From Offer to Keys – An Overview of the Purchase Process

I love first time home buyers.  They are excited, curious and terrified.  They ask great questions, want to be really involved in the process and are always so much fun.  As someone who has purchased four homes of my own and helps people buy and sell homes everyday, I often forget that first time home buyers have no idea what to expect from the process of buying a home.  So here is a quick guide on what to expect when you buy your first house.

Step 1: The Offer:

Once you find the home you love, it’s time for the big ol’ stack of paperwork.  Your awesome Realtor will guide you through the process.  Your offer will likely include several contingencies, the mot common being the financing contingency and the inspection contingency.  In a perfect world, you submit your well crafted offer and the seller accepts.  The tight inventory of todays market can make it a bit more complicated than that, but for the sake of brevity, we will leave it at that. 🙂

Step 2: The Contingencies:

Now that the offer has mutual acceptance (both the buyer and seller have signed and agreed upon offer), you have a very specified amount of time to do a lot of things:

1) The inspection:  If you had an inspection clause in your purchase and sale contract, you only have ten days from the date of mutual acceptance to find an inspector, schedule the inspection, have the inspection completed, review the inspection findings, and submit your inspection response to the seller.  I counsel my clients to have the inspection completed within three days of mutual acceptance to leave plenty of wiggle room for potential issues that may arise.

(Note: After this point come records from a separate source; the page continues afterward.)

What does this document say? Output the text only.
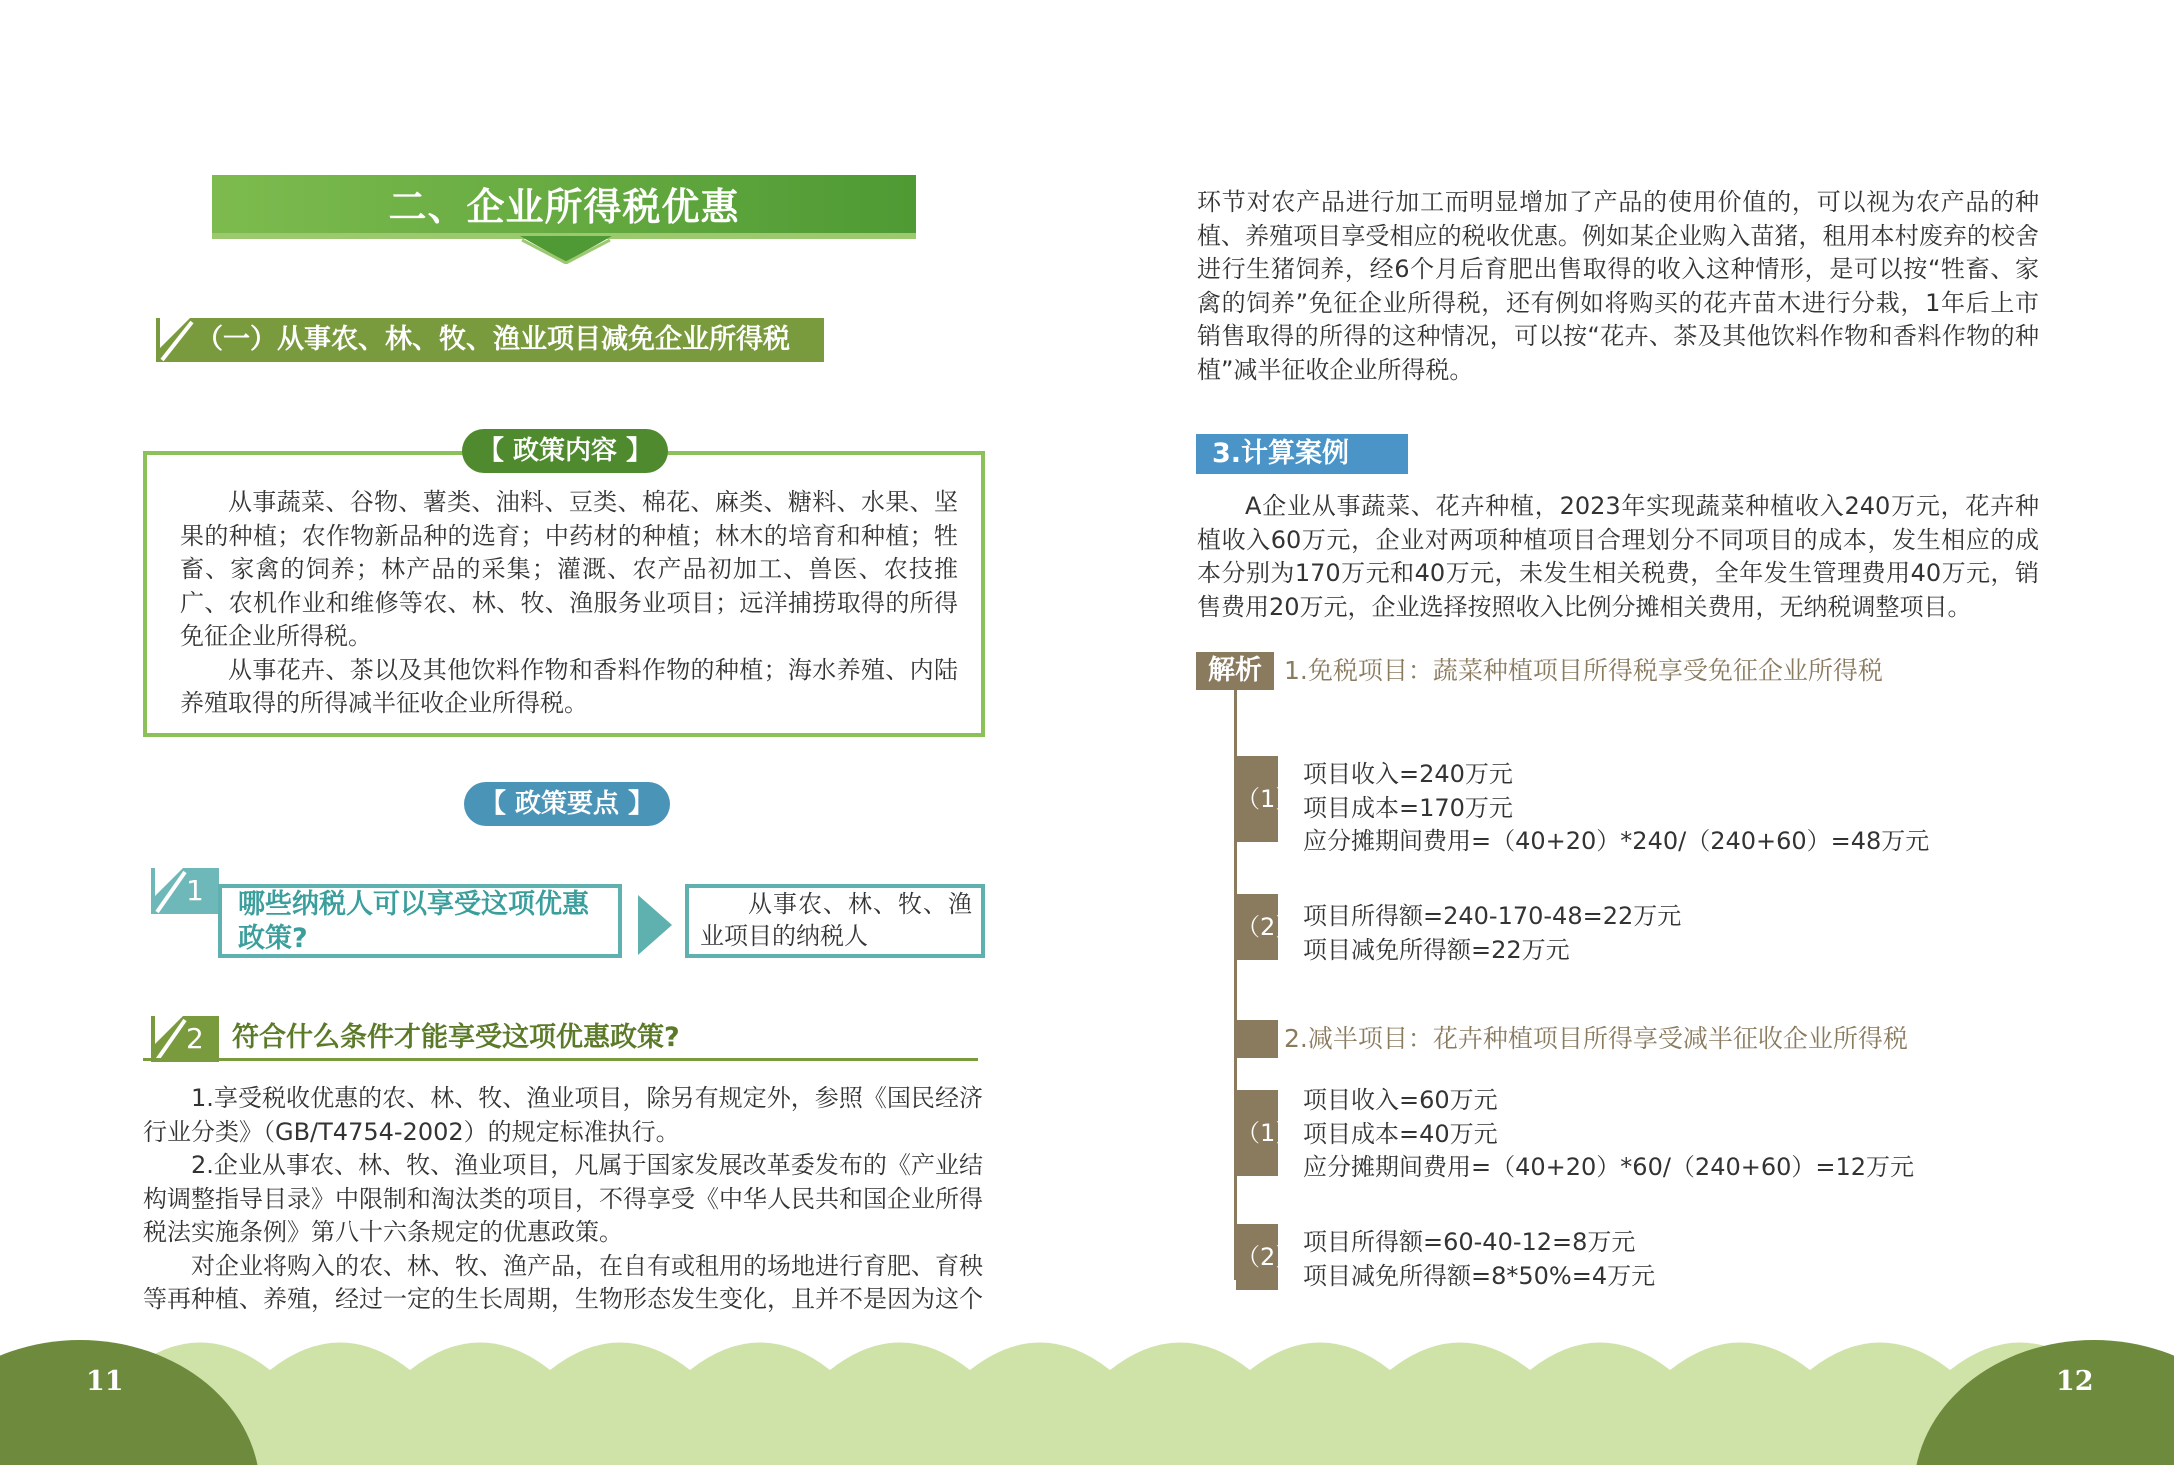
二、企业所得税优惠
（一）从事农、林、牧、渔业项目减免企业所得税
【 政策内容 】

从事蔬菜、谷物、薯类、油料、豆类、棉花、麻类、糖料、水果、坚果的种植；农作物新品种的选育；中药材的种植；林木的培育和种植；牲畜、家禽的饲养；林产品的采集；灌溉、农产品初加工、兽医、农技推广、农机作业和维修等农、林、牧、渔服务业项目；远洋捕捞取得的所得免征企业所得税。

从事花卉、茶以及其他饮料作物和香料作物的种植；海水养殖、内陆养殖取得的所得减半征收企业所得税。

【 政策要点 】
1 哪些纳税人可以享受这项优惠政策?
从事农、林、牧、渔业项目的纳税人
2 符合什么条件才能享受这项优惠政策?

1.享受税收优惠的农、林、牧、渔业项目，除另有规定外，参照《国民经济行业分类》（GB/T4754-2002）的规定标准执行。

2.企业从事农、林、牧、渔业项目，凡属于国家发展改革委发布的《产业结构调整指导目录》中限制和淘汰类的项目，不得享受《中华人民共和国企业所得税法实施条例》第八十六条规定的优惠政策。

对企业将购入的农、林、牧、渔产品，在自有或租用的场地进行育肥、育秧等再种植、养殖，经过一定的生长周期，生物形态发生变化，且并不是因为这个

环节对农产品进行加工而明显增加了产品的使用价值的，可以视为农产品的种植、养殖项目享受相应的税收优惠。例如某企业购入苗猪，租用本村废弃的校舍进行生猪饲养，经6个月后育肥出售取得的收入这种情形，是可以按“牲畜、家禽的饲养”免征企业所得税，还有例如将购买的花卉苗木进行分栽，1年后上市销售取得的所得的这种情况，可以按“花卉、茶及其他饮料作物和香料作物的种植”减半征收企业所得税。

3.计算案例

A企业从事蔬菜、花卉种植，2023年实现蔬菜种植收入240万元，花卉种植收入60万元，企业对两项种植项目合理划分不同项目的成本，发生相应的成本分别为170万元和40万元，未发生相关税费，全年发生管理费用40万元，销售费用20万元，企业选择按照收入比例分摊相关费用，无纳税调整项目。

解析 1.免税项目：蔬菜种植项目所得税享受免征企业所得税
（1）
项目收入=240万元
项目成本=170万元
应分摊期间费用=（40+20）*240/（240+60）=48万元
（2） 项目所得额=240-170-48=22万元
项目减免所得额=22万元
2.减半项目：花卉种植项目所得享受减半征收企业所得税
（1）
项目收入=60万元
项目成本=40万元
应分摊期间费用=（40+20）*60/（240+60）=12万元
（2）
项目所得额=60-40-12=8万元
项目减免所得额=8*50%=4万元
11	12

2) Financing:  Ideally, you would have already had a pre-approval letter from a lender prior to submitting your offer.  Once you are in mutual acceptance, you have 5 days to make your official, written loan application.  Failure to meet this deadline can cause a bunch of trouble, including losing your earnest money if you fail to get financing for the home.

3) Title review: A title that is free and clear of all liens and encumbrances is very important to the sale of the home.  The sellers will provide a copy of the title report and a copy of the title insurance policy for the buyer to review.  Once the buyer receives the preliminary title report, they have five days to review it.  After the five days, the buyer can not get out of the contract based on findings in the report without losing the earnest money.

Once you have completed all the time frames for your contingencies, there are still several steps you need to take.  During the week or two before closing, you will need to line up homeowners insurance and get the insurance information to your lender.  You are also allowed to do a final walk through of the property a few days before closing.  I highly recommend that you do so, just to eliminate any surprises after closing.

The final step:

Signing the papers!  The appointed escrow company will draft all the required documents to close the transaction.  One of the most exciting parts of the process is going to the escrow office and signing the biggest transaction of your life.  A common misconception is that the moment you sign the paperwork, the house is yours.  Not true.  The documents have to be signed by both the seller and the buyer.  Then the funds need to be appropriated to the correct parties involved.  Then the transaction has to be recorded at the court house.  In most cases, the buyer will sign documents then two to four days later, the transaction is officially recorded and the home is yours.  And that’s when my favorite part of the whole process happens.  I hand you the keys to your brand new home.  It warms my hearts every time!